Arch: Familiar script, but with a twist

Credit: Barbara J. Perenic

Credit: Barbara J. Perenic

It was déjà vu … with a different ending.

“As soon as I started coming down that big ramp to the court it all came back to me vividly,” said North Carolina A&T assistant coach Darren Corbett. “I remembered the first time I was here in Dayton for an NCAA tournament game. It was 1984, my dad was the head coach and I was 7 or 8.

“We led Morehead State the whole game and then one of their guys comes down and hits a jumper at the buzzer. They beat us 70-69 and I remember being really sad … I was crying.”

Tuesday night the memory of that play-in game heartbreaker quickly gave way to a smile in the postgame dressing room: “Who woulda’ thought almost 30 years later it comes down to a final shot again?”
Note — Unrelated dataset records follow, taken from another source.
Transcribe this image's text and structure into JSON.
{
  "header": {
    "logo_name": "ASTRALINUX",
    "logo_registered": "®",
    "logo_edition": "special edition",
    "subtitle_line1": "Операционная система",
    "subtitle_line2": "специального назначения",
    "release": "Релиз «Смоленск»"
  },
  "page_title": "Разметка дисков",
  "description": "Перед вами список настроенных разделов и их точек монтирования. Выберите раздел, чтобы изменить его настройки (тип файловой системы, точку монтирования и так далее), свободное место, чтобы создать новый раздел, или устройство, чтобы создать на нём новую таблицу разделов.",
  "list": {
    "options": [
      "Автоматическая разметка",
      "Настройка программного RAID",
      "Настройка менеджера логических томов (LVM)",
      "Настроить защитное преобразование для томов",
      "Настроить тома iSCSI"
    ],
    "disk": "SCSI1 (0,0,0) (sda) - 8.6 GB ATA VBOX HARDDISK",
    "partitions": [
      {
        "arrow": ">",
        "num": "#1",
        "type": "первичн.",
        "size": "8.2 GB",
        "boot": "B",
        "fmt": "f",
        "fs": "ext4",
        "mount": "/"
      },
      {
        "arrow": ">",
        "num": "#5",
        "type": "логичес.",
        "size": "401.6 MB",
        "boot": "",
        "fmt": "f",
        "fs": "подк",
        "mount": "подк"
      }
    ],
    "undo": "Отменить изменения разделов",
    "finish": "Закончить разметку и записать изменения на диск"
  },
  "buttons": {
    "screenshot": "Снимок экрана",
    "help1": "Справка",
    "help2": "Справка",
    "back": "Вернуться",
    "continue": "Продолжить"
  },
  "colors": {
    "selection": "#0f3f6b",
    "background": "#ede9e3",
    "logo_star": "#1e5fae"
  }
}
Only this time Liberty’s John Caleb Sanders — who already had 21 points — came driving down the lane for a layup to win the First Four game at the buzzer and A&T’s 6-foot-8 Austin Witter got an arm up and partially deflected the shot. The ball fell into an Aggie teammate’s hands and the longest losing streak in NCAA tournament history was over.

North Carolina A&T had won, 73-72.

The Aggies, who at 20-16 are having their first winning season in 15 years, had lost all nine of their previous NCAA tournament games.

Now they play No. 1 seed Louisville on Thursday in Lexington, but that daunting task seems no bigger than the one they handled in front of 12,027 at UD Arena.

“You don’t realize what this means to the school and all those guys from A&T who played in the tournament before them,” Corbett said. “They made history tonight.”

And no one was more instrumental in that quest than backup guard Jeremy Underwood, who scored 19 points, making all six of his field goal attempts — two of them 3-pointers — and five of six free throws.

“I’m a guy who feeds off the crowd and when I saw all those people tonight, I knew it was going to be a good night,” Underwood said. “And then I saw my mother sitting right behind the scorer’s table with my girlfriend. I’m a momma’s boy. I love my mother. She came all the way from Washington D.C., so I had to make her proud.”

He made a lot of folks proud, said Corbett , whose legendary father, 70-year-old Don Corbett, coached the Aggies for 14 years, took them to seven NCAA tournaments and has the school’s basketball arena named after him.

“Soon as the game ended I called my dad down in Greensboro,” Corbett said. “This really made him feel good.”

Same for Underwood: “After the game my mom blew me kisses and I blew ‘em back. … I’ll remember this night forever. It’ll always be special in my heart.”

That’s what happens when déjà vu gets a different ending.